Back in November 1995, Nintendo's producer Hitoshi Yamagami received a directive from Tose's producer, Yasuhiro Minamimoto, asking if Hitoshi could come up with a kind of floaty platformer, then started developing it. Six months of work later, Hitoshi thought of a floating character being pushed through a maze. They tried developing a balloon-lifting game, but Hitoshi and Yasuhiro were having difficulties moving the balloon toward wherever they wanted, making the project uninteresting and annoying in their opinions. Hitoshi asked if they could take control of the floating character as opposed to just pushing it around. As long as things were floating around, Hitoshi and Yasuhiro decided a water-based character would be a decent idea. They thought as far as a character that would fit that environment, perhaps a jellyfish or starfish would be a good character. They also changed direction on the project a bit, and it was then that the project went through a period of trouble, and it wasn't until March 1998 that the project began to come to fruition.

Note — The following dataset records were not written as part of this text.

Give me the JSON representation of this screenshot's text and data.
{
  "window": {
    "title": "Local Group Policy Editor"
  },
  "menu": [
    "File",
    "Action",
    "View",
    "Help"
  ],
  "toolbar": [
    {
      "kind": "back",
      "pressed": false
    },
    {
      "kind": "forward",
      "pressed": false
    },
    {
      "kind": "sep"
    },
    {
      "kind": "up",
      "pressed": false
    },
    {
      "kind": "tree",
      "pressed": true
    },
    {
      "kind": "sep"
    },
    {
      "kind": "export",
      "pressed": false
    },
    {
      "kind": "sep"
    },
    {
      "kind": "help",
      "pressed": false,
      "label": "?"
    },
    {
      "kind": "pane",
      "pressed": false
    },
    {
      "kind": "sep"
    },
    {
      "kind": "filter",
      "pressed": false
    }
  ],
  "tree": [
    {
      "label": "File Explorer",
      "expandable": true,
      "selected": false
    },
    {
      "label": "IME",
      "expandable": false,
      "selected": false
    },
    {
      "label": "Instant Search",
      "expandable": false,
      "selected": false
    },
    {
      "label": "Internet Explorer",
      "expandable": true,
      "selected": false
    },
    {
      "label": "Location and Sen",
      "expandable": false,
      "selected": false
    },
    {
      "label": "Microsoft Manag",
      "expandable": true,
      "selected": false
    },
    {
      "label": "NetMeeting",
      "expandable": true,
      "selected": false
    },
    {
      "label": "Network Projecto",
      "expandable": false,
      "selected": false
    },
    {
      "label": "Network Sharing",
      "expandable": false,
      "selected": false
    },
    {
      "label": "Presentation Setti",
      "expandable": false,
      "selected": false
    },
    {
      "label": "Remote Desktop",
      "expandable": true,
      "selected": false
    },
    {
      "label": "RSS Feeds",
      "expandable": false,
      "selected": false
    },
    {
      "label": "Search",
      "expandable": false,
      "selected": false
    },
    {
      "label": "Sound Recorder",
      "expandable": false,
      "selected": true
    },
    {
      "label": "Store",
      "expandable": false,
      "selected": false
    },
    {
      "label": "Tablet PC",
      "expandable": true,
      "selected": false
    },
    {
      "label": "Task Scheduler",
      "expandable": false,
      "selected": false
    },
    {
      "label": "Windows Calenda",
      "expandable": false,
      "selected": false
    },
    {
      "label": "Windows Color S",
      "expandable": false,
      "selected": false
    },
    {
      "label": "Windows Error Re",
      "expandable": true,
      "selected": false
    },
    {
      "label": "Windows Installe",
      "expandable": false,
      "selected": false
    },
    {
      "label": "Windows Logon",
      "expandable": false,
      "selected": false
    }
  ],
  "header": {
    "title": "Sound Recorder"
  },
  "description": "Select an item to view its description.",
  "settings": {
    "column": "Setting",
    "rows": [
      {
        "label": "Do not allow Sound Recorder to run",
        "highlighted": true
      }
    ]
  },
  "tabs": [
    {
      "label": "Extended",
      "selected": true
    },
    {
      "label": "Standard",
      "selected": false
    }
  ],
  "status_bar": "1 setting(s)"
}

Later in 1998, Hitoshi and Yasuhiro were going through the process of changing over from the Game Boy to the Game Boy Color, so orders came down that Nintendo wanted Hitoshi and Yasuhiro to sort of revamp this prototype of the series to work on the Game Boy Color. Then Hitoshi and Yasuhiro had to go through and do that work, until 1999, as they were approaching the release of the game, Hitoshi and Yasuhiro were told by Nintendo that the Game Boy Advance would soon be released and turn the Game Boy Color into a handheld of the past, making everyone cancel their Game Boy Color software projects. Therefore, Hitoshi and Yasuhiro went through another period of reflection and began rethinking the game yet again. Several things, such as its official logo, artworks, and some names were changed for unknown reasons. The protagonist of the series, Starfy, was originally planned to be a starfish, but during the time of development, he went through changes to where he came down out of the sky, so one of the questions that Hitoshi is often asked is, "Is Starfy a starfish or a star?", and the company policy is to respond that he is neither. Hitoshi's response is simply, "Starfy is the Prince of Pufftop".

== Marketing ==
In order to make the game successful, Nintendo and Tose aired animated television commercials, as well as selling some promotional merchandise, such as a music album that includes a few songs sung by Becky. The animated television commercials contain the game's exposition, though it differs in some respects. For instance, in the game, Starfy was walking inside the Pufftop Palace while carrying some stuff (including the Magic Jar holding the antagonist, Ogura), until he trips and drops what he is carrying, causing the Magic Jar to fall into the ocean below the Pufftop Palace. In one of the commercials, however, Starfy was walking outside of Pufftop Palace while only carrying the Magic Jar, until he tripped and he fell in the ocean (along with the Magic Jar). Another television commercial shows Starfy sleeping on the whale seen in the game.

Despite being successful, it was released exclusively in Japan. Hitoshi Yamagami and Yasuhiro Minamimoto were unsure how it would be accepted by any gaming audience outside Japan. It was also stated by members of TOSE that they had long wanted to bring the game and its successors outside Japan, but Nintendo of America had always thought the games were full of too many Japanese cultural references for an international release. The game was planned to be released in China on the iQue Game Boy Advance system in 2006 but never materialized.

== Reception ==
On release, Famitsu magazine scored the game a 30 out of 40, and by the end of 2002 Densetsu no Starfy had sold a total of 291,616 copies in Japan.